Paylaş
- Bir kesim diyordu ki, olay ahlakidir, hukuki değil; yargının yapacağı bir şey yok; yargı bunları aklar...
- Öbür kesim diyordu ki, bu bir kumpastır, son sözü yargı söyler diyerek ciddi bir olay gibi gösteriyorsun, işi ‘mahkemelik’ yapıyorsun.
Fakat Cumhurbaşkanı Erdoğan, Kılıçdaroğlu hakkında tazminattan başka “ceza davaları da açacağız” dedi. Başbakan Yıldırım da “elindeki bilgi ve belgeleri zaman geçirmeden savcılığa iletmesini istedik, tıs çıkmadı” diye konuştu.
Dün belgeleri savcılığa verdiler, basına dağıttılar.
Vermeseydiler bile Ankara Başsavcılığı zaten belgeleri istemişti; doğrusu da buydu.
Evet, işte iki gün önce yazdığım gibi “son sözü yargı söyleyecek”.
‘ETKİLİ SORUŞTURMA’
Savcı neyi araştıracak? Önce belgeler sahte mi, gerçek mi, diye araştıracak.
Belgeler gerçek ise, o zaman olağan bir ticari faaliyet mi diye bakacak; para transferinin ticari konusunun ne olduğunu araştıracak.

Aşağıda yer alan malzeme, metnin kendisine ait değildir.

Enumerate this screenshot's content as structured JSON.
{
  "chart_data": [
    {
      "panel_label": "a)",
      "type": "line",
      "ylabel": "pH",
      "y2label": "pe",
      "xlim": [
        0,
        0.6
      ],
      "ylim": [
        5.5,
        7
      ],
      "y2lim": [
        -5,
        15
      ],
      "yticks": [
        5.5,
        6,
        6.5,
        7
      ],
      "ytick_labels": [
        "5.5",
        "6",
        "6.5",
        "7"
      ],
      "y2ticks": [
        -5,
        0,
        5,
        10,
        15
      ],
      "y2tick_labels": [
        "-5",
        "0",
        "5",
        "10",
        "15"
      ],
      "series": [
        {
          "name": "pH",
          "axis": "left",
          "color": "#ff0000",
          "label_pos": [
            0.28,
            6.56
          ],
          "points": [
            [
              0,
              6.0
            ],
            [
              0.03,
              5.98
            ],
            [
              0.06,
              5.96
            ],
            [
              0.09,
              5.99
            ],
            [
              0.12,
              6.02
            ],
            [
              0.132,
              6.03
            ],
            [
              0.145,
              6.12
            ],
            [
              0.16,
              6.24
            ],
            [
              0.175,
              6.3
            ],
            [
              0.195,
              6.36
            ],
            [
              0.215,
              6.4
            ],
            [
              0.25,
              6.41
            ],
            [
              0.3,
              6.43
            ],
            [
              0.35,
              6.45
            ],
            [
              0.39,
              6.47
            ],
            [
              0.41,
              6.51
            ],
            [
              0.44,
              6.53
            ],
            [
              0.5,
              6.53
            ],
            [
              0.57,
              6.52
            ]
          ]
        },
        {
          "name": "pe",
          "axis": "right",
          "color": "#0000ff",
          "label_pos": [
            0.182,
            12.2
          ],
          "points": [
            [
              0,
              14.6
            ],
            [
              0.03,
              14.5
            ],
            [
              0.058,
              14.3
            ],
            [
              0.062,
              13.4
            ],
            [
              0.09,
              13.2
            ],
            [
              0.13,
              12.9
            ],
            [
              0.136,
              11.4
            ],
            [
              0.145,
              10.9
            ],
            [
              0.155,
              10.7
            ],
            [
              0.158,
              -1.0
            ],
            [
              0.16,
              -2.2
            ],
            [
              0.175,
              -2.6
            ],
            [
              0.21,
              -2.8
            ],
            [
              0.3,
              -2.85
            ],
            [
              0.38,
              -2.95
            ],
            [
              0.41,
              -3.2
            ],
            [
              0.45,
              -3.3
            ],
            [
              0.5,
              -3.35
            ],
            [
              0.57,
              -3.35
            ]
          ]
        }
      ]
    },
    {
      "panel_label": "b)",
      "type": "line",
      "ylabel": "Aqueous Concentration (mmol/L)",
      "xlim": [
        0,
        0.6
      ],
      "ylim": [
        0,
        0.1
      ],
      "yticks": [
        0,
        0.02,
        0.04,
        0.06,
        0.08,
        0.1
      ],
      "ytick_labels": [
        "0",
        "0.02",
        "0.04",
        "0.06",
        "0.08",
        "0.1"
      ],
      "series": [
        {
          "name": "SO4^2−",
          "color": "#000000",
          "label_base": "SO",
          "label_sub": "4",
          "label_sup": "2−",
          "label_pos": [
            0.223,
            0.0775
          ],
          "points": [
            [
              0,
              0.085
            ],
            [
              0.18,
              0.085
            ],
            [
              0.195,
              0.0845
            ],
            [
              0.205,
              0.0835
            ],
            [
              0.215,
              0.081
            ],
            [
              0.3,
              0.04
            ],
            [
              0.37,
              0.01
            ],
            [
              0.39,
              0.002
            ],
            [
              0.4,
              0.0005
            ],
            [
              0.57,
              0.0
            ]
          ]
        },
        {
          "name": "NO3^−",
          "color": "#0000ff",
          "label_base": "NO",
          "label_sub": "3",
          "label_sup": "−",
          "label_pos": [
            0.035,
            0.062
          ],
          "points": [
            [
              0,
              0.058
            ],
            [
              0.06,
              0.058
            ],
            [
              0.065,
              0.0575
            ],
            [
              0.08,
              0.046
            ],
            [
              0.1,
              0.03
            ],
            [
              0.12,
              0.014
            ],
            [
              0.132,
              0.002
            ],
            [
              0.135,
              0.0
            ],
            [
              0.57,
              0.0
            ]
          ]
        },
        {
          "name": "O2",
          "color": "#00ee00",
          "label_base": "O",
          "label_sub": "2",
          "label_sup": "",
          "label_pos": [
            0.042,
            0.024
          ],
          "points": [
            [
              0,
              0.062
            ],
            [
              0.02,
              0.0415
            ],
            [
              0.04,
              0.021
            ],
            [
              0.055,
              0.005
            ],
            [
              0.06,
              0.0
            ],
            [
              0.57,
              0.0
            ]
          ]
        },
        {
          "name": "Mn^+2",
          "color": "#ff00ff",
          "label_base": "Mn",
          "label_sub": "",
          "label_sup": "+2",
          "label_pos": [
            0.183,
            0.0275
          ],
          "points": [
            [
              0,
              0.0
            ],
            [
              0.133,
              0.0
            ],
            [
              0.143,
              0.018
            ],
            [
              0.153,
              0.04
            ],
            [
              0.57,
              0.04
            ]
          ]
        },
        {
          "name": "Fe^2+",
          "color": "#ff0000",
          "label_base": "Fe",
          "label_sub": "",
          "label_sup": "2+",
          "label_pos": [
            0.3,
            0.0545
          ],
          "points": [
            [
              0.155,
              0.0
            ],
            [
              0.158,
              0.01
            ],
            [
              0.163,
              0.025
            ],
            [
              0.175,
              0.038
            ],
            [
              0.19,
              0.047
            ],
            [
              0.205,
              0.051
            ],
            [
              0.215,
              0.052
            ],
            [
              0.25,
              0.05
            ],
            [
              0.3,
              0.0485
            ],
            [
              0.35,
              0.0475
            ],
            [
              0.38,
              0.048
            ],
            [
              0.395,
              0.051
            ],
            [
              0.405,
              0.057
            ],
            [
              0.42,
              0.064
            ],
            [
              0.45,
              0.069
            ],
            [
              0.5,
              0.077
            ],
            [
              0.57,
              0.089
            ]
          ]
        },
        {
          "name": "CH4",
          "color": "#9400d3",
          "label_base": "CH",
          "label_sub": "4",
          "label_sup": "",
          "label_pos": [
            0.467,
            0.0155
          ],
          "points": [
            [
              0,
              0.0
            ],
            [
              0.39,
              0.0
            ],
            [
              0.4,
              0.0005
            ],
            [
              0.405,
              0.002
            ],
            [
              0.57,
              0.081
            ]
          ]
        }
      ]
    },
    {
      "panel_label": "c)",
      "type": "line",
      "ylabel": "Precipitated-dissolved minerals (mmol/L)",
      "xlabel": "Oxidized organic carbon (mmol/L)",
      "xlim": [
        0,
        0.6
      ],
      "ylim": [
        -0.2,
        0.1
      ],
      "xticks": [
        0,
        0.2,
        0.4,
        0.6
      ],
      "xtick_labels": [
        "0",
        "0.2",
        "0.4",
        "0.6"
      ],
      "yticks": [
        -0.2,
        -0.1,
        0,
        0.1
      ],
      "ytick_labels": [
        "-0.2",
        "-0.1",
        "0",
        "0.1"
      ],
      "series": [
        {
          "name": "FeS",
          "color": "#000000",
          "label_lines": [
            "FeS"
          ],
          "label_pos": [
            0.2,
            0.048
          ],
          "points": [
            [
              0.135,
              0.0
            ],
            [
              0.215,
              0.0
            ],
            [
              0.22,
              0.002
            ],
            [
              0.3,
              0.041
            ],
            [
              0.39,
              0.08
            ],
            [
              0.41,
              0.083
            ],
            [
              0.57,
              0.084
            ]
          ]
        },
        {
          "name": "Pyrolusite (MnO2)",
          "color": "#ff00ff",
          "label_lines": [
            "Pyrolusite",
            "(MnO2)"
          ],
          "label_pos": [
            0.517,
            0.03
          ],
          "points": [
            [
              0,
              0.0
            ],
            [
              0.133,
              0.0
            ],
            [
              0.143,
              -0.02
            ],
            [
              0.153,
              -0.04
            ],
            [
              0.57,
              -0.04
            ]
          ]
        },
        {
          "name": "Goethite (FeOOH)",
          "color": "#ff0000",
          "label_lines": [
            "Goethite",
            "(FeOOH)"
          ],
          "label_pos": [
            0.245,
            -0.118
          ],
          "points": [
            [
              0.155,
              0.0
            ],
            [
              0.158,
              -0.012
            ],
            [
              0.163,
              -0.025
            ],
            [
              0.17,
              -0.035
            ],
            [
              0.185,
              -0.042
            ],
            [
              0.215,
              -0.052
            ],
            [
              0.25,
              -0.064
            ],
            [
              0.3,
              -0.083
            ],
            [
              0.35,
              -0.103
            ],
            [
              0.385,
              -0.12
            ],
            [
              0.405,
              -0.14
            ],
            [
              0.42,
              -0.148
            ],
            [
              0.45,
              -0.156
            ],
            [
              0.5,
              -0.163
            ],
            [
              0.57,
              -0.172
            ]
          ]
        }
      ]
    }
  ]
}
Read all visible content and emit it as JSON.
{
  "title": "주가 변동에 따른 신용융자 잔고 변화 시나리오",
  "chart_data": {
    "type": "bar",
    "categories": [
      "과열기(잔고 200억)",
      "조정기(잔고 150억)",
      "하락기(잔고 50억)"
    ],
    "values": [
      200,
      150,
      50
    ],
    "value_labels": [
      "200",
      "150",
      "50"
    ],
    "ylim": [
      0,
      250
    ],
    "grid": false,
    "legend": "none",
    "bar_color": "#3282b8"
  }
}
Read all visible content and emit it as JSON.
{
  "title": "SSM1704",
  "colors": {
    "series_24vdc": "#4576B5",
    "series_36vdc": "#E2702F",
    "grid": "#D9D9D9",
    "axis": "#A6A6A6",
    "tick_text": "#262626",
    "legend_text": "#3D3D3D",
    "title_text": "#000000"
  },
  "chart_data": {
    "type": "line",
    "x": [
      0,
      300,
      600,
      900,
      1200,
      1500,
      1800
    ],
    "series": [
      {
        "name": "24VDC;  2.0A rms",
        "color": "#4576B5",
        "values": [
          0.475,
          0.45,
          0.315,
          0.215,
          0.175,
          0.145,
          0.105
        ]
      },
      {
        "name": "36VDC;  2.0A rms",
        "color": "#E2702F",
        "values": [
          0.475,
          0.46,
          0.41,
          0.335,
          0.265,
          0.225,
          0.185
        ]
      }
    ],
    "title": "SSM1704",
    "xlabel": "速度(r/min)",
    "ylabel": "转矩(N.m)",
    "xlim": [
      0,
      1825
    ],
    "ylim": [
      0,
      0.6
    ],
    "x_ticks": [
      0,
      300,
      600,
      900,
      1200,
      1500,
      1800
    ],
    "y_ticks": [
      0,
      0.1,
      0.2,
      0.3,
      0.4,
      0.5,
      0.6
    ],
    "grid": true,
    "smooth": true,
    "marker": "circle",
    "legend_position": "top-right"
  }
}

Bu iki açıdan yapılacak yargılamanın sonuçları hem iktidar hem CHP için fevkalade önemli olacak tabii.
Tamam da yargıya güvenilebilir mi?
Bir hukukçu olarak somut bir dosya için ben güvensizlik beyan edemem.
Sadece şunu belirtirim: Yargının AİHM içtihatlarındaki anlamda “etkili soruşturma” yapması gerekecektir.
Bu ne demek?
Anayasa Mahkemesi’nin Hırant Dink davasında belirttiği gibi, “yürütülecek ceza soruşturmalarının sorumlularının tespitine imkân verecek şekilde etkili ve yeterli olması” demektir. (B. No: 2012/848)
Yetersiz soruşturmayla karar verilirse, taraflar “bireysel başvuru” yoluyla AYM ve AİHM’ye gidebilir.
AMBARGO YOK HÜKMÜNDE
Zarrab davasına gelince... Türkiye’den birilerinin veya şirketlerin İran’la ticaret yaparak Amerikan ambargosunu delmesi, Türk hukuku açısından hiçbir şekilde suç olamaz.
Çünkü Amerika’nın kararı kendini bağlar, başka ülkeleri bağlamaz. BM ambargosu olsaydı o zaman herkesi bağlardı.
Zarrab’ın ifadelerinde “falanca yetkililer İran’la ticaret yapılabilir dedi” şeklindeki ifadelerinin Türk hukuku bakımından hiçbir önemi yoktur.
Hatta Amerikan ambargosunu deldi diye, bırakın hukuki sorumluluğu, Türkiye siyasi bakımdan bile eleştirilemez.
Fakat İran’la ticaret için veya başka bir amaçla Türkiye’de rüşvet dağıtılmışsa, bu Türk kanunlarına göre suçtur. Amerikan mahkemesinde “ambargoyu delme” yargılaması yapılırken “rüşvet” konusunda hukuken geçerli deliller ortaya çıkarsa, Türk yargısı bunu soruşturmalıdır. Türkiye’de işlenen her suç için Türk yargısı yetkilidir.
ÖNCE HUKUK
Böyle konuların kamuoyunda ve siyasetçilerde gerilim yaratmasını anlıyorum.
Fakat fazla heyecanlıyız.
Biraz soğukkanlı bakabilmeliyiz, hukuk öncelikli düşünebilmeliyiz.
Her dava AİHM’ye gitmez fakat para transferiyle ilgili iddia ve davalar artık yargı konusudur ve “bireysel” tarafları olduğu için nihai kararı taraflardan her biri AİHM’ye götürebilir.
Hukuki konuları aşırı politize etmenin toplumumuzda zaten zayıf olan hukuk kültürünü uzun vadede büsbütün zayıflattığını görmeliyiz.
Kaldı ki “kumpas”lara karşı da Ankara’nın elinin siyaseten güçlü olması için, “yargı bağımsızlığı, hak arama özgürlüğü, etkili soruşturma, adil yargılanma, hukuk güvenliği” gibi evrensel hukuk ilkeleri açısından güçlü konumda olması gerekir.